ダイレクト・トゥ・コンシューマーは生命保険市場を破壊するか?
Three important dates in the history of life insurance:
1756: The first life insurance company in the United States, Presbyterian Ministers Fund, was founded. PMF sold life insurance policies to Protestant evangelical ministers and their families. The “Widows” and “Pious Uses” funds allowed ministers (or their churches) to pay annual premiums towards annuities that would be granted to the ministers if they were sick or to their families if they died.
1875 (ish): Insurance companies began using agents to sell their products. These “captive” agents typically went to people’s homes or workplaces to collect premiums on a weekly or monthly basis.After World War II, independent agents began to displace the captive agent, but the two still make up the majority of the market for sales.
2020: Direct to consumer sales become a real part of the sales strategy for life insurers in the United States. Maybe this last date is not as important as the first two, but Covid-19 forced the hand of many insurers to meet consumers where they want to be.
Today about 50% of the life insurance market is sold by independent agents, 38% by captives, and about 7% direct to consumer (the balance is through worksite, other institutions). While the DTC share sounds very small, that’s actually double what it was in 2011! As the use of technology has increased, people have shown an increased interest in online purchasing options.
DTC means that the insurer sells and fulfills a life insurance policy without the customer using an intermediary like an agent, broker, or call center. This is an area of interest for Celent, because Covid-19 has left a legacy of customers expecting a seamless online experience for any kind of purchase or service. For the life insurer, that’s a challenge because there is a lot of data needed to complete an application and integration with legacy technologies may or may not allow for a seamless experience.
It’s not as simple as thinking “Let’s sell direct!” because a bad experience could actually harm a brand rather than help it grow. To get to DTC, or even a sales model that still includes agents but is highly digital, insurers must consider at a minimum:
- Integration simplicity. This means APIs must quickly connect products to other digital channels and platforms.
- Application and underwriting automation. This requires rules based applications and time-effective underwriting that relies on deeper data insights and process automation.
- Time and money. Building a digital proposition requires an investment in infrastructure that might not exist today.A full understanding of how long it will take to recover this investment is key!

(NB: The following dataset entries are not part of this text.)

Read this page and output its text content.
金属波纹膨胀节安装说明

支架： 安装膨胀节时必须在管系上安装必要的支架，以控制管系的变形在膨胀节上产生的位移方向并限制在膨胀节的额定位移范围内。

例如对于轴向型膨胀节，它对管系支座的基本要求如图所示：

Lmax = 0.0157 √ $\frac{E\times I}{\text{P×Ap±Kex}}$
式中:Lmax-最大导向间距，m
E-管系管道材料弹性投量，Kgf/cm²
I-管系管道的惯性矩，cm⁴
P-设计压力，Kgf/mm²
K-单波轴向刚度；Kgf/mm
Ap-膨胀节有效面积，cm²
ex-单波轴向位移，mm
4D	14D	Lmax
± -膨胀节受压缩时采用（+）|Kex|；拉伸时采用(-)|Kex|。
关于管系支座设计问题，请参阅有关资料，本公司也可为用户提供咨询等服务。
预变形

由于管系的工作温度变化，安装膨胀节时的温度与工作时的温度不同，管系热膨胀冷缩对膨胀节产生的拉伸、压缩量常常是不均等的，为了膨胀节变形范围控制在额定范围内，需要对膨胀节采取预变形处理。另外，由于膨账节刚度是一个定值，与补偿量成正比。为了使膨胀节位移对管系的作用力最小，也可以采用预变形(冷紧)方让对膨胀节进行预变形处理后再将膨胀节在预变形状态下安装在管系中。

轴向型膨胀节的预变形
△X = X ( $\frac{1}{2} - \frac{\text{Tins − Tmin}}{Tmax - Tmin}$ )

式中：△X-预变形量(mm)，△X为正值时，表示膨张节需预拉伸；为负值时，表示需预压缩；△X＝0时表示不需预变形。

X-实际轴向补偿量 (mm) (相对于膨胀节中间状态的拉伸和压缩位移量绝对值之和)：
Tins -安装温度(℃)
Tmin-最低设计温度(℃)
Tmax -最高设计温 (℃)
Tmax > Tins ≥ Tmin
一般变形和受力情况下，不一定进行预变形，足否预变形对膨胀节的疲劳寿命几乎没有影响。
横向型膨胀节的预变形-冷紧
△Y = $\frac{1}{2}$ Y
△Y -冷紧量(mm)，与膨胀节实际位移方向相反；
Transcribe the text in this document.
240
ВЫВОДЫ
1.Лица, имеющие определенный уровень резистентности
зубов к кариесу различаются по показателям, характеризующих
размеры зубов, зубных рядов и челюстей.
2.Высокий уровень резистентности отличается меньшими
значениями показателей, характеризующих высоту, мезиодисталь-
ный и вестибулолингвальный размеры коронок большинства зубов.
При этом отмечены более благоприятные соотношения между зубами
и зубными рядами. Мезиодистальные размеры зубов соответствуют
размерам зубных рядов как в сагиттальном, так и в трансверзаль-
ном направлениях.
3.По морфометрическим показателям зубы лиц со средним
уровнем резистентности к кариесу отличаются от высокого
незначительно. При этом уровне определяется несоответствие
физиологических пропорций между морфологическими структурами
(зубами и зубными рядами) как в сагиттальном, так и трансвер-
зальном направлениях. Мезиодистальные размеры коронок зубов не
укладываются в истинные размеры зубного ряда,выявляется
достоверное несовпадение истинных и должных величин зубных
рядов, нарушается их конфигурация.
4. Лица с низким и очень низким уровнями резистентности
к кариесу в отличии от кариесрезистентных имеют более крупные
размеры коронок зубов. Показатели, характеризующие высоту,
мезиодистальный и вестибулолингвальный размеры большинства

- Collaboration. Building a digital platform brings together many functions including underwriting, IT, marketing, compliance and actuarial.Everyone must be on board and have a common understanding of the end goal.
- Risk assessment. A careful eye on results from underwriting/mortality expectations to policyholder behavior to expense analyses is needed. And iterations will be necessary.
This is a really intriguing market because we see a lot of new start-ups and insurtechs that can help an insurer implement a digital sales platform that offers DTC or hybrid sales models that still incorporates the agent. These insurtechs cover either part of most of the new business origination process. The digitalization and automation of sales is key to the future of the life insurance market. We will be looking into this topic indepthly in 2022 and look forward to discussing it with you.